USING GAME THEORY IN DECENTRALIZATION AND POLICY MAKING

Using Game Theory in Decentralization and Policy Making | Igor MUNTEANU  

Abstract: Since 1994, Moldova engaged in a systematic process of devolution by recognizing the need to share substantial powers to its sub-national governments. Devolution remains yet largely an asymmetrical endeavor prone to conflicts and centrifugal rifts. By 1994 Constitution, some territories have been entitled to get far-reaching devolved powers, while others remained the object of centralist policies, receiving but some embryonic shares of self-governance. As part of its domestic conciliation policy, Moldova recognized a sort of ‘internal self-determination’ to the region of Gagauz settlements, suggesting a readiness to employ this model for another conflict-prone region Transnistria. Any variable of political settlement will extensively depend not only on the legal and political elements of the negotiated status-quo, but also on the strategic interaction of domestic actors, national-wide consensus on the costs and benefits of integration, external actors agenda, as well as on the perceived success or failure of the regional autonomy devolution. This region represents only 4.5% of the country’s population; central government faced a challenging task to reconcile the special provisions of the Gagauz autonomy, making sure that the national legislation is also homogenously implemented across the country.

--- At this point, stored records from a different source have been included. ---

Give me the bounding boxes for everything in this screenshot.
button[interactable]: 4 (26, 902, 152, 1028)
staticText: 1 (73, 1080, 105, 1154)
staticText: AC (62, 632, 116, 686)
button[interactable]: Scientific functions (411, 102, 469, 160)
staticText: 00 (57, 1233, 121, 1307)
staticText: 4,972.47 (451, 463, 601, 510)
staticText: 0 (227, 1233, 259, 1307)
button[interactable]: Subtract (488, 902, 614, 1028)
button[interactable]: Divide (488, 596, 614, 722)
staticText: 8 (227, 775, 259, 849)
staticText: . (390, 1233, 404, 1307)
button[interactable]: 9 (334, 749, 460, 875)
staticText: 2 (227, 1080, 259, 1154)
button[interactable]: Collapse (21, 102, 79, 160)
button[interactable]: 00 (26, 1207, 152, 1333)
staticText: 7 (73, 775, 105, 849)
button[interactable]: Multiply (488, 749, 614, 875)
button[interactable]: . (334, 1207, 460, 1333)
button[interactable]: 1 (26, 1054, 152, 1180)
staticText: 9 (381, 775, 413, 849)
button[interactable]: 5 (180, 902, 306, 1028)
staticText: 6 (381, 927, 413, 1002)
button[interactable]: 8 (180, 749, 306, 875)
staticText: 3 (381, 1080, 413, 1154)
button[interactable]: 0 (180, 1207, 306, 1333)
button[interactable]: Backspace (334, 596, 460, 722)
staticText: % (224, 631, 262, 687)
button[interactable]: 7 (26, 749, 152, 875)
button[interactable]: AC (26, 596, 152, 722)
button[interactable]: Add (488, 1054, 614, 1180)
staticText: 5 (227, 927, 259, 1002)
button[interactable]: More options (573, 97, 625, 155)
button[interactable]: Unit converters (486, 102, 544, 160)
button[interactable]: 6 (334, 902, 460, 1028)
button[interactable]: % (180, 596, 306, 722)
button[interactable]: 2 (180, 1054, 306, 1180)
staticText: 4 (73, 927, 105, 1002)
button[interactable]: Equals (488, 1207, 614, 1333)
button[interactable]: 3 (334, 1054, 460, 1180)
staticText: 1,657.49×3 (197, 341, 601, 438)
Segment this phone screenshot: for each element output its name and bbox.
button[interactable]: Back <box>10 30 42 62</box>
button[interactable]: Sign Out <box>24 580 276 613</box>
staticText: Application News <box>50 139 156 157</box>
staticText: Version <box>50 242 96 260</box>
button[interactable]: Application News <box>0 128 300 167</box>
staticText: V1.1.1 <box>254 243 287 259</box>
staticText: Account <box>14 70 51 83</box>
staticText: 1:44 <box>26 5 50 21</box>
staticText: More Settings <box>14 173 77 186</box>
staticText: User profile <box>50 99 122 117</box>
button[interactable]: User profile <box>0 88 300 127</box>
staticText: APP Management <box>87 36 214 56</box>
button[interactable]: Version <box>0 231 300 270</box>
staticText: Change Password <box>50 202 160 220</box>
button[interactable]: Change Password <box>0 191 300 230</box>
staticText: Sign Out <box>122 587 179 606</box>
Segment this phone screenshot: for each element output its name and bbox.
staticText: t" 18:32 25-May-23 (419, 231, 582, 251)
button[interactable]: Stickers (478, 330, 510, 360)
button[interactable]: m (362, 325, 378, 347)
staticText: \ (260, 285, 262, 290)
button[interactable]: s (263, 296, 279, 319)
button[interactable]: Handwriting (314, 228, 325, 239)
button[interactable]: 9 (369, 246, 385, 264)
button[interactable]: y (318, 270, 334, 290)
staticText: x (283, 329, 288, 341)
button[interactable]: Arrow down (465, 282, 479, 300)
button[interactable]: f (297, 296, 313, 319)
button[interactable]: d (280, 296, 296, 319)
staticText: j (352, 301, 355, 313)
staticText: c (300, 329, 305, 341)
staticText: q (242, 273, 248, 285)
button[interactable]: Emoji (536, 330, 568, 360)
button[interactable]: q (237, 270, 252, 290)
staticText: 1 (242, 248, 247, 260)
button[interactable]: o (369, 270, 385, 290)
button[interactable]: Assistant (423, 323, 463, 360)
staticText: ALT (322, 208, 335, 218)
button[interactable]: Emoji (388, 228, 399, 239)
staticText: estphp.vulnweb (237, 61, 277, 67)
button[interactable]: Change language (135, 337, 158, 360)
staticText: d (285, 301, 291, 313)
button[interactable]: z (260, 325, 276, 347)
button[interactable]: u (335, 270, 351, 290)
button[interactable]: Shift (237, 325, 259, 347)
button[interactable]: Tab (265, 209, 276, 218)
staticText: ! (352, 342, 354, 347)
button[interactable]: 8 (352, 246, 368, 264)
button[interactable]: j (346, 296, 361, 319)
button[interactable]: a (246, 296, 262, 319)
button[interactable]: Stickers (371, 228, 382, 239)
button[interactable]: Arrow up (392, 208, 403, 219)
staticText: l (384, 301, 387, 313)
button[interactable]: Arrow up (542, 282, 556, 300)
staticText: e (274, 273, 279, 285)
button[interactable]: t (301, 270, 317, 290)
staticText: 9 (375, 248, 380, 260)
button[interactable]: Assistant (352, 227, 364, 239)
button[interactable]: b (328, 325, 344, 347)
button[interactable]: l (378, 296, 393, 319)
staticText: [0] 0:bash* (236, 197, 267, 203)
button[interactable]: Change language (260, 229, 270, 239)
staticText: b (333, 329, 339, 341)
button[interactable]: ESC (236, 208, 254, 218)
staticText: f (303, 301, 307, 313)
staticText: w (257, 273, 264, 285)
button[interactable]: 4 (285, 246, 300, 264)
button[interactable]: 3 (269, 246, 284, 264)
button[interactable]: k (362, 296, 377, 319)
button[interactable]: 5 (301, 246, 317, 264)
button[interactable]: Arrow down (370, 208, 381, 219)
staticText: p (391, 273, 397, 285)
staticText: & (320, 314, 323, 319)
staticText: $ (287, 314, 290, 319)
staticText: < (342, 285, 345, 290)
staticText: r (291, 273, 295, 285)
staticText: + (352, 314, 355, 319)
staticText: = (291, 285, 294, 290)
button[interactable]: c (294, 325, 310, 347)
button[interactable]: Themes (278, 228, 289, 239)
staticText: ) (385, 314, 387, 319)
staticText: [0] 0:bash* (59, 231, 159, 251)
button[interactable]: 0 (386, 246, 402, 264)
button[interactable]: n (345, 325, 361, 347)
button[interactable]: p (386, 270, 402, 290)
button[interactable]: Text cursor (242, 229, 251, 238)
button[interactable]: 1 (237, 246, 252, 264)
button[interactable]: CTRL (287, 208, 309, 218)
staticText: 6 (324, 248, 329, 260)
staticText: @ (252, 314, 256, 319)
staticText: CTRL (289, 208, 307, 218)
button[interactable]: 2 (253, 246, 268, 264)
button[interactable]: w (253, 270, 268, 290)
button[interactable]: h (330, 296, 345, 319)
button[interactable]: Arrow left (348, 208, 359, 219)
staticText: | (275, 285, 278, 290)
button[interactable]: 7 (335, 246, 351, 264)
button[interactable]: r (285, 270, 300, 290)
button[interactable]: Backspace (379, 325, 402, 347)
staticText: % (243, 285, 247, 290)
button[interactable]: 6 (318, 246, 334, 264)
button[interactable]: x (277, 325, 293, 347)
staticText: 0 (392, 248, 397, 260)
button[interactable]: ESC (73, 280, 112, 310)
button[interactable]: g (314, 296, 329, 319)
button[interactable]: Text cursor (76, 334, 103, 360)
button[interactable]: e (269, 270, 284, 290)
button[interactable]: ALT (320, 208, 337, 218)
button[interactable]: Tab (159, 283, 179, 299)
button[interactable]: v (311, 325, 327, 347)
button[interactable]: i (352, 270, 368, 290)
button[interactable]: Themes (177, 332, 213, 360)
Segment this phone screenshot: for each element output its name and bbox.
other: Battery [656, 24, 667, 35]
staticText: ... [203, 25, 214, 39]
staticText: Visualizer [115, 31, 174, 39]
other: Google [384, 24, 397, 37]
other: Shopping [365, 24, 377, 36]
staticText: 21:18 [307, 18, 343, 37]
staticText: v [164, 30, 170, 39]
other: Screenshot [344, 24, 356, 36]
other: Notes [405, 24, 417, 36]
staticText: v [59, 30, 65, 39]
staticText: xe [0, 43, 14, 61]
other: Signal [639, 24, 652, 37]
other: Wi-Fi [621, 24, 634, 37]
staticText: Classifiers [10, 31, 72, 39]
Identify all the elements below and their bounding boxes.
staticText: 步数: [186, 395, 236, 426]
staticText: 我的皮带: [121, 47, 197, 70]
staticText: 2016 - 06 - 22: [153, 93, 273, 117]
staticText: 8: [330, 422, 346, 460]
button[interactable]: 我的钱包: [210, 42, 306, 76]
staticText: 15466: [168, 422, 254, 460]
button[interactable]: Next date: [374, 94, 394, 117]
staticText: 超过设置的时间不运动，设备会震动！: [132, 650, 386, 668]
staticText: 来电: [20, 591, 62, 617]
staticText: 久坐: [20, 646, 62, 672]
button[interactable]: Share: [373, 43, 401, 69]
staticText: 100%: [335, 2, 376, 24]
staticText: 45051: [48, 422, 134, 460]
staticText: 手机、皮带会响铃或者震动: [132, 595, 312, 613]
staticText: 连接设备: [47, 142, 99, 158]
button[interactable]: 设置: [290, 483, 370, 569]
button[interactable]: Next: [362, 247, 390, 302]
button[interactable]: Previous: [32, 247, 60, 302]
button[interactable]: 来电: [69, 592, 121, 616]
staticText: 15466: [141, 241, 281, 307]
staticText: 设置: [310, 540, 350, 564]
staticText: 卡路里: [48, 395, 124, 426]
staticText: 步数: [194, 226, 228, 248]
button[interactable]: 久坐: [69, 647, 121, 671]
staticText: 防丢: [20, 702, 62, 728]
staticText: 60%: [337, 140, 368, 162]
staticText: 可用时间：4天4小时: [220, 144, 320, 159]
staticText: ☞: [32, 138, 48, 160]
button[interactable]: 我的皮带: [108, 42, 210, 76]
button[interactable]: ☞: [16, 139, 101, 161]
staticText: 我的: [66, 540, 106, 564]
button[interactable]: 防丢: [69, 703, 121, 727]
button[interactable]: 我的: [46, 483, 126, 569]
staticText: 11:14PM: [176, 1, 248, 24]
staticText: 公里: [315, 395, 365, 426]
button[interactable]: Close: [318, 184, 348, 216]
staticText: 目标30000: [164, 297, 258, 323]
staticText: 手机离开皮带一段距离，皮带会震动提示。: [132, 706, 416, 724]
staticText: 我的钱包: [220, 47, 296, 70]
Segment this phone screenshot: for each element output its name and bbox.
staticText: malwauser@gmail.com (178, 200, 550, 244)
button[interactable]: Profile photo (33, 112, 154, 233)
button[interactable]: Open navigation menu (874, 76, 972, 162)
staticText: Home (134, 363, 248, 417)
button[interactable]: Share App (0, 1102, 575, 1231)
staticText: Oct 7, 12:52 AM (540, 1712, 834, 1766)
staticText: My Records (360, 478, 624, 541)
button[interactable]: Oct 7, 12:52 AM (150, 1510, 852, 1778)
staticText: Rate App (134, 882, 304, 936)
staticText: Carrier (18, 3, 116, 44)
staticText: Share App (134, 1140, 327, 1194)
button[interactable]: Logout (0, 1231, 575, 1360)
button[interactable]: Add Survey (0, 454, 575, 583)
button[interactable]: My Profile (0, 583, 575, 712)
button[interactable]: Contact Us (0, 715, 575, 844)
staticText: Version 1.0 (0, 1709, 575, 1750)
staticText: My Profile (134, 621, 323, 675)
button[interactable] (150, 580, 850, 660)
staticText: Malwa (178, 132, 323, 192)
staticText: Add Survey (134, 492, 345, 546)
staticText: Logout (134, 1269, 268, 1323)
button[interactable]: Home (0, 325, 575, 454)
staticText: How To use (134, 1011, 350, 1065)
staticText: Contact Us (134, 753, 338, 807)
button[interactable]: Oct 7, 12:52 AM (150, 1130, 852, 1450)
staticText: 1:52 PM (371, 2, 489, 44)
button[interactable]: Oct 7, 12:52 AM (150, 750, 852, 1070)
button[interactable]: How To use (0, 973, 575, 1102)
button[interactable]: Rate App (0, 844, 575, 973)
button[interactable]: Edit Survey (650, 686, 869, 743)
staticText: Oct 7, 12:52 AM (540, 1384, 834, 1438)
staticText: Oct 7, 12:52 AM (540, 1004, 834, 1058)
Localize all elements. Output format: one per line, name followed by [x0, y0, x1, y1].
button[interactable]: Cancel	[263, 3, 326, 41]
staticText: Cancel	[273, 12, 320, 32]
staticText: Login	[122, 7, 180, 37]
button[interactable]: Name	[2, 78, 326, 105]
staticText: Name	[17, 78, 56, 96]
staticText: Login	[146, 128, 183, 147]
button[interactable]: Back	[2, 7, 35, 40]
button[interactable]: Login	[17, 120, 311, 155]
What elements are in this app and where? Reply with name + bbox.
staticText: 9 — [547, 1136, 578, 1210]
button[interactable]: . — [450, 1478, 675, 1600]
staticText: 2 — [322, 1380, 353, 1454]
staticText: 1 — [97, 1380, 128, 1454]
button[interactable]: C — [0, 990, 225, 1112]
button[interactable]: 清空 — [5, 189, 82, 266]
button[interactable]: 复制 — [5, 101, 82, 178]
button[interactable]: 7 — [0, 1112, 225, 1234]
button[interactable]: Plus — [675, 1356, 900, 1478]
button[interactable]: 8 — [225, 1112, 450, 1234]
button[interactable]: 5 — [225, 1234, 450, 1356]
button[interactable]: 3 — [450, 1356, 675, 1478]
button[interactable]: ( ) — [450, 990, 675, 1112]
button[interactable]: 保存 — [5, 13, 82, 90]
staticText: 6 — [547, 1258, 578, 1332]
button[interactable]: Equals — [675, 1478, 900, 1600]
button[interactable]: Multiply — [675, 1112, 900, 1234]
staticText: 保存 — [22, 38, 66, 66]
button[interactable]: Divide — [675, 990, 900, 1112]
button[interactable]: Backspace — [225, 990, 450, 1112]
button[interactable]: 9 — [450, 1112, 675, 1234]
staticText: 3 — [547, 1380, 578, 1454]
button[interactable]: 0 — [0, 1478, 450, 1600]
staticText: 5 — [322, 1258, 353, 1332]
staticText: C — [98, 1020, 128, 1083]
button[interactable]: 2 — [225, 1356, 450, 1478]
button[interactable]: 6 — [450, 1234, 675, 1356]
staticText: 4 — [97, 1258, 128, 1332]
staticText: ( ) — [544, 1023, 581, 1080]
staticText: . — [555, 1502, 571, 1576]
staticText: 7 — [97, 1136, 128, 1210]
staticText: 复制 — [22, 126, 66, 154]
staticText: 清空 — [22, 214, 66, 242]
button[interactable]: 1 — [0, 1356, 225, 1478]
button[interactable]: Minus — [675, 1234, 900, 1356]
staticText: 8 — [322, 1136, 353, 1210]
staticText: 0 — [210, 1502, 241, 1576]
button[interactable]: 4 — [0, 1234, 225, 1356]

This reflects an essential asymmetry between the ‘conventional SNGs’ and other SNG belonging to the Gagauz region. Devolution is also advancing for cities and villages, but their autonomy is rather limited. Based on local autonomy principles, Government pursues the objective to define and implement a strategy of devolution, first of all as a matter of political necessity, and second as an element of its adaptation to the norms and standards of local governments in Europe. These asymmetries create a playground for increased interactions between the agents of this game, with rules, tradeoffs that can be modeled with the game theory variations.

Keywords: Devolution; decentralization, policy making, autonomy, region, interactions between local actors, tradeoffs, powers, integration.